Candle Pattern Guide

A candle is a compact description of an interval: open, close, high, low, and the relation between body and wick.

Classic Candle Patterns (Core)

Doji

Open and close are very close. Market indecision usually precedes a continuation break or reversal candidate.

Use with volume, trendline, and momentum confirmation.

Hammer / Shooting Star

Long lower wick (hammer) or upper wick (shooting star) indicates rejection pressure around the open-end area.

Use with support/resistance and higher-timeframe trend context.

Hanging Man / Inverted Hammer

Hammer-family variants where context matters. Hanging man follows rises; inverted hammer follows declines and can hint at rejection.

Use with support/resistance and higher-timeframe trend context.

Bullish / Bearish Engulfing

A large candle fully covers the prior candle body. It often appears at pressure transition points.

Use with candlestick sequence and volume expansion.

Morning Star / Evening Star

Three-candle reversal structure. It becomes meaningful when the middle candle shows high indecision.

Use with gap behavior, prior trend angle, and breakout filter.

Harami (Bull/Bear)

The second candle body stays inside the prior body. It can signal absorption and a potential reversal candidate.

Use with key levels and next-candle follow-through confirmation.

Harami Cross

A harami variant where the inside candle is a doji. It highlights indecision and needs confirmation.

Use with trend context, volume, and reclaim/failed-break behavior.

Marubozu (Bull/Bear)

A long body candle with little to no wick. It represents decisive control during that interval and is best judged by context.

Use with trend direction, volatility regime, and follow-through confirmation.

Advanced / Special Patterns

Three Outside Up / Three Outside Down

Engulfing followed by confirmation. It is stronger near key levels and after extended directional moves.

Three Line Strike

A strong opposite candle offsets multiple prior candles. It often flags high volatility and requires confirmation.

Belt Hold (Bull/Bear)

Strong body candle opening near an extreme with minimal opposite wick. It can mark decisive control in that session.

Inside Bar (Mother/Inside)

Range contraction where the new candle stays inside the prior range. Useful as a volatility compression hint before breakout.

Three White Soldiers / Three Black Crows

Three successive strong candles in one direction indicate persistent trend conviction after pullback absorption.

Three Inside Up / Three Inside Down

Nested continuation structure. Significance grows when accompanied by volume expansion.

Abandoned Baby

Gap-based reversal motif. It appears more clearly in markets with overnight segmentation and wide spread events.

Piercing Line / Dark Cloud Cover

Two-candle reversal pattern where the second candle penetrates deep into the prior body. It is stronger near key levels.

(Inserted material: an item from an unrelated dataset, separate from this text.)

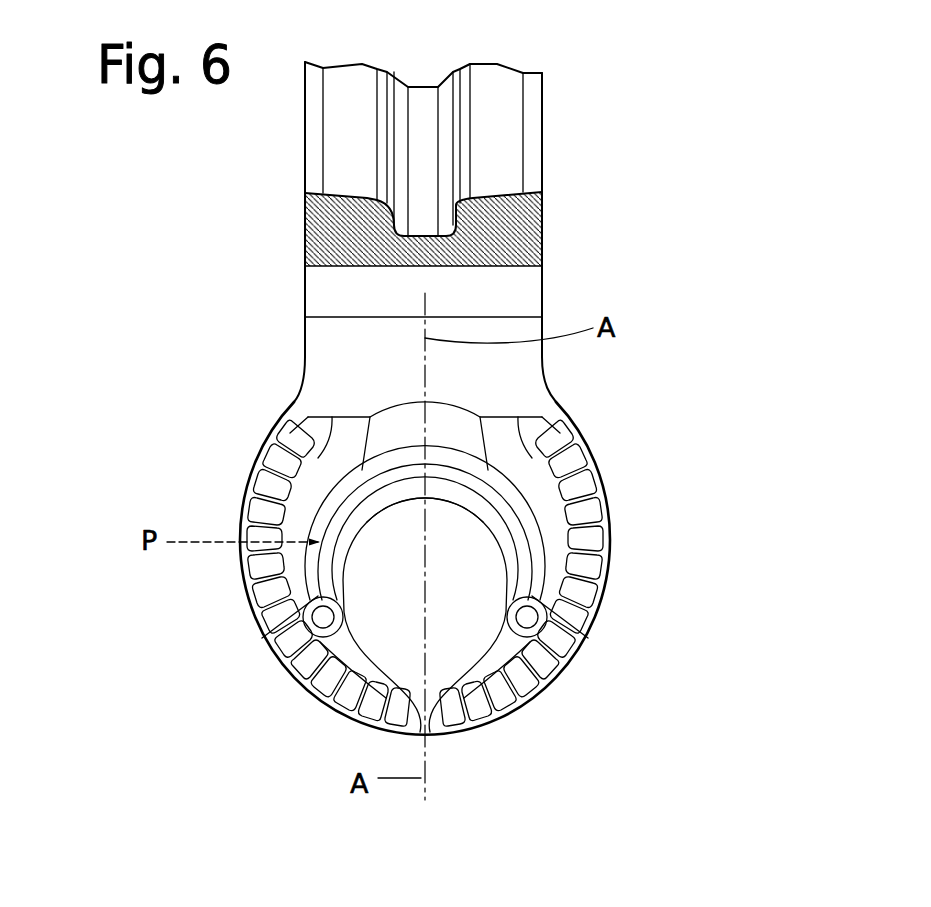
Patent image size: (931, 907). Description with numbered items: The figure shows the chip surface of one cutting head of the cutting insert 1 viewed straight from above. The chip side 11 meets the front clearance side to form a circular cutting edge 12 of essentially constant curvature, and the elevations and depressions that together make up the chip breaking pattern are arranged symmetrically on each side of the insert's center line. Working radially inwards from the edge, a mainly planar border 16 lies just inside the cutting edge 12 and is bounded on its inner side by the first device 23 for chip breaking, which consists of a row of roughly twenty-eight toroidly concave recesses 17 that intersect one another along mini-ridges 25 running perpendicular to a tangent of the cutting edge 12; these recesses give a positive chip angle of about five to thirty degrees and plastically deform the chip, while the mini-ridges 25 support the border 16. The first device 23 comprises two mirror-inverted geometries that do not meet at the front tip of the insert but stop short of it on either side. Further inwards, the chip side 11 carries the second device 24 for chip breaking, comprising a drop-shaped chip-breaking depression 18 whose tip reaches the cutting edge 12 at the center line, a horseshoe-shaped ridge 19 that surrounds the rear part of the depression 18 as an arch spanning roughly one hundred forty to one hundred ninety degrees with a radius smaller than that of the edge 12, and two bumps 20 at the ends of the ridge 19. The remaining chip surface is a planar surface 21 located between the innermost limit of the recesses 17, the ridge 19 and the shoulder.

Tweezer Top / Tweezer Bottom

A paired high/low rejection pattern. Matching extremes often signal absorption, especially after extended runs.

Bullish / Bearish Kicker

A sharp sentiment flip where an opposite candle opens with strong displacement. Treat as high-energy reversal only with confirmation.

Dragonfly Doji / Gravestone Doji

Doji variant with extreme wick imbalance. It highlights aggressive rejection and often needs next-candle follow-through.

Spinning Top

Small body with wicks on both sides. It flags balance and is most useful as a trend exhaustion hint near levels.

Rising Three Methods / Falling Three Methods

Continuation pattern where small counter candles stay within the prior body, followed by trend resumption.

Chart Patterns (Price Action)

Double Top / Double Bottom

A repeated test of resistance/support. Break confirmation matters more than the symmetry.

Head and Shoulders / Inverse

A distribution/accumulation structure. Neckline reaction and retest behavior determine quality.

Wedge

Compression channel with converging trendlines. Break direction is clearer with volume expansion.

Flag / Pennant

A continuation pause after strong displacement. Best read with impulse strength and retest logic.

Cup and Handle

A rounded base with a shallow pullback before breakout. Confirm with structure and liquidity.

Range Breakout (Box)

A repeated horizontal balance zone. Breakout validity improves with sweep-and-reclaim behavior.

How to Adjust Periods

  • Volatile macro news window — Shorten candle lookback for responsiveness, but reduce size by volatility filter to avoid whipsaw.
  • Quiet consolidation period — Use slightly longer confirmation windows to avoid false flags and low-quality spikes.
  • Trending sessions — Use directional filters and avoid over-adjusting period during sustained momentum moves.